KRS 121.150 is amended as follows:

  • To add that permanent committees and independent expenditure-only committees may make unlimited contributions to independent expenditure-only committees or “as allowed by federal law” to federally registered political committees.
  • To further enable campaigns to use funds raised after an election to pay for debts remaining from a previous election.

KRS 121.160 is amended as follows:

  • To clarify that even candidates serving as their own treasurer must submit a form with the Registry identifying themselves as their own treasurer.

KRS 121.170 is amended as follows:

  • To correct a term used for a federally registered committee (from “federally registered permanent committee” to “federally registered political committee”) and add a U.S. Code citation therefor.
  • To allow for a committee treasurer to be a registered voter of another state so long as the committee chairperson is a registered voter in Kentucky. Previously the treasurer was required to be a registered voter in Kentucky regardless of where the chairperson was registered to vote.
  • To correct an updated U.S. Code reference.

KRS 121.175 is amended as follows:

  • To allow members of the General Assembly, upon approval by the President of the Senate or the Speaker of the House, to use campaign funds to attend a conference, meeting, reception, or similar event; or to “attend an educational course or seminar that maintains or improves skills employed by the member in carrying out the duties of his or her elective office.”
  • To allow members of the General Assembly to use campaign funds to pay legal fees incurred defending matters arising from the performance of their official duties.

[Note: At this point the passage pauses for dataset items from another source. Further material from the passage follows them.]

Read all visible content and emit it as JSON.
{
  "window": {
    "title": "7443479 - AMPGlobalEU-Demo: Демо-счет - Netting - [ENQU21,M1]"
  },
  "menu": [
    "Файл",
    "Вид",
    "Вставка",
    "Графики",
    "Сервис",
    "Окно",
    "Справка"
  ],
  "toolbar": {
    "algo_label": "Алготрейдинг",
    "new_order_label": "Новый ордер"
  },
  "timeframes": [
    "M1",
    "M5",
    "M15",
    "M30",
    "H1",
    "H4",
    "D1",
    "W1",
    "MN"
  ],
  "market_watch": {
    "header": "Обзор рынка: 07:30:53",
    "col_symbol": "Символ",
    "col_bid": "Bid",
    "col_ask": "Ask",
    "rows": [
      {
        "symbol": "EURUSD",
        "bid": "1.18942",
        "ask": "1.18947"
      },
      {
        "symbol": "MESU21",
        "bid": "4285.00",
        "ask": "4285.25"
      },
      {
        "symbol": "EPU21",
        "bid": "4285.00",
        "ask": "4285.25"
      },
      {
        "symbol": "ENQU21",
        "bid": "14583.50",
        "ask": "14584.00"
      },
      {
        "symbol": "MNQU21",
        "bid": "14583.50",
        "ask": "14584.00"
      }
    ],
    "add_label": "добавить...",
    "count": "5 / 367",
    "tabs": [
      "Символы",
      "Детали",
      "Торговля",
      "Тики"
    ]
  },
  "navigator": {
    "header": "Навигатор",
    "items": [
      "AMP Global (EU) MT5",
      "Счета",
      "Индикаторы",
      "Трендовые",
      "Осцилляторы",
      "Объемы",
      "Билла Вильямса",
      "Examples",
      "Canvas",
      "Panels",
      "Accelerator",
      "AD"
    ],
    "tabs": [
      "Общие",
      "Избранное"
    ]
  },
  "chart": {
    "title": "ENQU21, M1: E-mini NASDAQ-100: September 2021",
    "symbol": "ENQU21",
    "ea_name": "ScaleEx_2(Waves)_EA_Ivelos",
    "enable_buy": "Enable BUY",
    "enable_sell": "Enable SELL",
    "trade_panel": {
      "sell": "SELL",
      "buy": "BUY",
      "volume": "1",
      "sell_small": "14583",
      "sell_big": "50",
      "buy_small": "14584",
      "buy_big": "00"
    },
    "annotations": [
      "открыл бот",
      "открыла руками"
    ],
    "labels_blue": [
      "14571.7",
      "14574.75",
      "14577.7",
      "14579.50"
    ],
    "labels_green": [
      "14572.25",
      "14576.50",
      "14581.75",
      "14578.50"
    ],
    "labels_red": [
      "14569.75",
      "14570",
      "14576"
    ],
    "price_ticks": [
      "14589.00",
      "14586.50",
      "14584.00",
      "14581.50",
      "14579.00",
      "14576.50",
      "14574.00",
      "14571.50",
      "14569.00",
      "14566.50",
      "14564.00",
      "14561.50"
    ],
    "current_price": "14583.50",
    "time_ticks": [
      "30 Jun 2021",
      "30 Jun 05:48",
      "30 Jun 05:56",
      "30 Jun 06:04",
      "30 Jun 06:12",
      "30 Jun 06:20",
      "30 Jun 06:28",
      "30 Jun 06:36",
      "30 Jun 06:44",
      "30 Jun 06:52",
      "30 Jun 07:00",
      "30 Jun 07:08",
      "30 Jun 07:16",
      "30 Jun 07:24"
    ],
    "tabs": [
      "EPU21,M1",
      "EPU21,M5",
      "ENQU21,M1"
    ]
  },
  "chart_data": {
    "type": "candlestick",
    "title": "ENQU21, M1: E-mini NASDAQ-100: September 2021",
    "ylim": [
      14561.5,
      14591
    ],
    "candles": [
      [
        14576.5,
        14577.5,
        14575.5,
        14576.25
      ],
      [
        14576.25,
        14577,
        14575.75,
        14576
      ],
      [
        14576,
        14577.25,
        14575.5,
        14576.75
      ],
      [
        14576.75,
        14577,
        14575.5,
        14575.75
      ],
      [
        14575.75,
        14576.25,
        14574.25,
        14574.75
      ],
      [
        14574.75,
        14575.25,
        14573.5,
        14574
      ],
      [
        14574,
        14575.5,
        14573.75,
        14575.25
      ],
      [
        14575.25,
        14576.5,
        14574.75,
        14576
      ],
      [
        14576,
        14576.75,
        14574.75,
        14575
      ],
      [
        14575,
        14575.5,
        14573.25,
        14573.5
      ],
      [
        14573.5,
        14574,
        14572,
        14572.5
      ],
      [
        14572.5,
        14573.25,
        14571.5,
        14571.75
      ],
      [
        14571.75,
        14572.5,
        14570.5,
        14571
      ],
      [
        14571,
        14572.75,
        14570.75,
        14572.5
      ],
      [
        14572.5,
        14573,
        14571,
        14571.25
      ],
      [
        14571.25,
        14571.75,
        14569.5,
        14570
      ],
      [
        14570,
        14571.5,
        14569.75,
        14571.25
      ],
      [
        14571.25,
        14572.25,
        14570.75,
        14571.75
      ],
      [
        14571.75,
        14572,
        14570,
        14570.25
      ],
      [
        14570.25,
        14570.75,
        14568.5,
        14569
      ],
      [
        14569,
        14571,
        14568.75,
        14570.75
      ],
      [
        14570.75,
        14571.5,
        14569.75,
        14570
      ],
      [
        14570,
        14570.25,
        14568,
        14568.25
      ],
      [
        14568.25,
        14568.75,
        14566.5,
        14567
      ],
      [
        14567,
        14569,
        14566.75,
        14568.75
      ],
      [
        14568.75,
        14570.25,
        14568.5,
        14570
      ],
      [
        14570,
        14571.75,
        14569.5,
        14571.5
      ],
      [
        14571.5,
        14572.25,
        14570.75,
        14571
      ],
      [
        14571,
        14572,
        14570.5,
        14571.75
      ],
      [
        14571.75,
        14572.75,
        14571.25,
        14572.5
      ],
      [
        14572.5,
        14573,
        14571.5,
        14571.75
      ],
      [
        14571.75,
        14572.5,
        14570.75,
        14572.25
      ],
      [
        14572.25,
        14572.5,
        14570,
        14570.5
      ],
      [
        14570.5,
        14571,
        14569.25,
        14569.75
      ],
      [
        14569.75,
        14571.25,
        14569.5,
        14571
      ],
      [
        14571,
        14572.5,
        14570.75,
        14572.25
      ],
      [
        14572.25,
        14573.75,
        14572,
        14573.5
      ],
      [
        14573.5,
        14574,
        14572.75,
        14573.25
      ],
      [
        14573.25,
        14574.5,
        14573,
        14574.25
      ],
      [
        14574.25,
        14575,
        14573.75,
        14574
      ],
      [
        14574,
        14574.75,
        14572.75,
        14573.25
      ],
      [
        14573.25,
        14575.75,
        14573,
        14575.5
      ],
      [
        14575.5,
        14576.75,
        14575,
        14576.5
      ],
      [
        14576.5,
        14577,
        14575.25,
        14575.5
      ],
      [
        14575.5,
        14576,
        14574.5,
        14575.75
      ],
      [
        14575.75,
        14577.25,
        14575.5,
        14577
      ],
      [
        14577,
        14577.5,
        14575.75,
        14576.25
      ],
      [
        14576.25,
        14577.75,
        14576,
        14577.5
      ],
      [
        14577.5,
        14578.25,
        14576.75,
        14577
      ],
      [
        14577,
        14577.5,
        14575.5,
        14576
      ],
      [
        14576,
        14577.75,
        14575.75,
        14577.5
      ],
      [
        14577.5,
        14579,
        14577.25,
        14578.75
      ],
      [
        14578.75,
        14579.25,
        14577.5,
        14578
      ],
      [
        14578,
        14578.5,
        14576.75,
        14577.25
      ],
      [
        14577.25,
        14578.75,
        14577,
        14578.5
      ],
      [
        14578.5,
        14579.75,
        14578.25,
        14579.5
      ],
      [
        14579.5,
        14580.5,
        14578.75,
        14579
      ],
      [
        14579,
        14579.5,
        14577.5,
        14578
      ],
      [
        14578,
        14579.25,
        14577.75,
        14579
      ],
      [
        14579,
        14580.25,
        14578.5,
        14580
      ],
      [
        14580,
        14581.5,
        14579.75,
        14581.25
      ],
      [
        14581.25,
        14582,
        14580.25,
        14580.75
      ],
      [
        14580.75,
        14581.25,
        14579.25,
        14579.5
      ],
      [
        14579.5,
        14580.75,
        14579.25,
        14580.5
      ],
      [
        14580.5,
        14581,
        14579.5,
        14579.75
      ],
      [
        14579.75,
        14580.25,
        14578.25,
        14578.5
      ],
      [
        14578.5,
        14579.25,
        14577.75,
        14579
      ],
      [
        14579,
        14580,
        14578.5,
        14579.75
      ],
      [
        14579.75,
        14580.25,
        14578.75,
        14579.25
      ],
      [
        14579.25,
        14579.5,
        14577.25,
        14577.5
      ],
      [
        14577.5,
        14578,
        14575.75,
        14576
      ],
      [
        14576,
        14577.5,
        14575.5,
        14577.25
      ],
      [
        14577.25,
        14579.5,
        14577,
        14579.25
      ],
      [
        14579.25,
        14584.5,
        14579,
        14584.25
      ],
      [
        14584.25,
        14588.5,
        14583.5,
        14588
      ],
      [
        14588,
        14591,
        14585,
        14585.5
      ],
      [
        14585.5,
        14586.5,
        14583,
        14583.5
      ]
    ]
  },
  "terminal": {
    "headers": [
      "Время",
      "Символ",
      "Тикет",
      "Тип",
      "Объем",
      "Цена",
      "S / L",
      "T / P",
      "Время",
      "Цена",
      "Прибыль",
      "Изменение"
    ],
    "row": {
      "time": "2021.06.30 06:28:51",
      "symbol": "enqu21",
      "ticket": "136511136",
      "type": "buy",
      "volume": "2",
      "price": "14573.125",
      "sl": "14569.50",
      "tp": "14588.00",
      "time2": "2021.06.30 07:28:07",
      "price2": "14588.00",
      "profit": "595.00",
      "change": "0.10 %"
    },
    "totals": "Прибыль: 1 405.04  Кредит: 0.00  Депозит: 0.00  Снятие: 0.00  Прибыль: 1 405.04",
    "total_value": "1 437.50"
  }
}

KRS 121.180 is amended as follows:

  • To clarify the requirement that all candidates must submit a spending intent to the Registry when they file to run for office, and provide a timeframe (five days) by which it must be filed with the Registry. Previously candidates were required to file their intent at the same time they filed for ballot access. This change catches this section up with prior changes to the chapter.
  • To increase the raising/spending threshold from $3000 to $5000 in order to allow for inflation and place less filing burden on the smaller campaigns. While adjustments were made in the 2017 Session that eliminated a $1000 threshold, the $3000 threshold has existed for at least 30 years.
  • To clarify that those candidates raising/spending $5000 or less are only required to file the 30-day post-election report rather than all reports for an election.
  • To create a penalty for candidates who do not file a spending intent with the Registry, just like for candidates who fail to file their reports ($200 maximum per day up to $5000 maximum). When a candidate does not file a spending intent, they do not put themselves into the Registry’s filing system and do not show up as owing reports or even as a candidate, which could enable them to go through an election without filing anything.
  • To allow campaigns to contribute up to the maximum individual contribution limit (currently $2100) to another campaign all at once rather than $200 at a time. This is a convenience for the campaigns, with no negative impact on disclosure or the overall allowable contribution limit. (This provision went into effect when the bill was signed).

KRS 121.190 is amended as follows:

  • To provide additional guidance for disclaimers placed on campaign signs and materials regarding legibility, as well as when a disclaimer is required. Also provides a 48-hour window to make corrections.

KRS 121.210 is amended as follows:

  • Merely to accommodate the change in terminology from unauthorized campaign committee to independent expenditure-only committee.KRS 121.230 is amended as follows:
  • To provide additional guidance for the use of income tax checkoff funds by executive committees. There has been confusion over what was meant by “the administrative costs of maintaining a political party headquarters” in the statute as written, which is clarified by this additional language.

KRS 121.990 is amended as follows:

  • To provide for penalties for failing to comply with the Registry’s statutorily mandated audits. The new language enables the Registry, with ample notice, to assess penalties from $1000 to $10000 monthly if such records are not provided within 90 days of request, absent reasonable cause.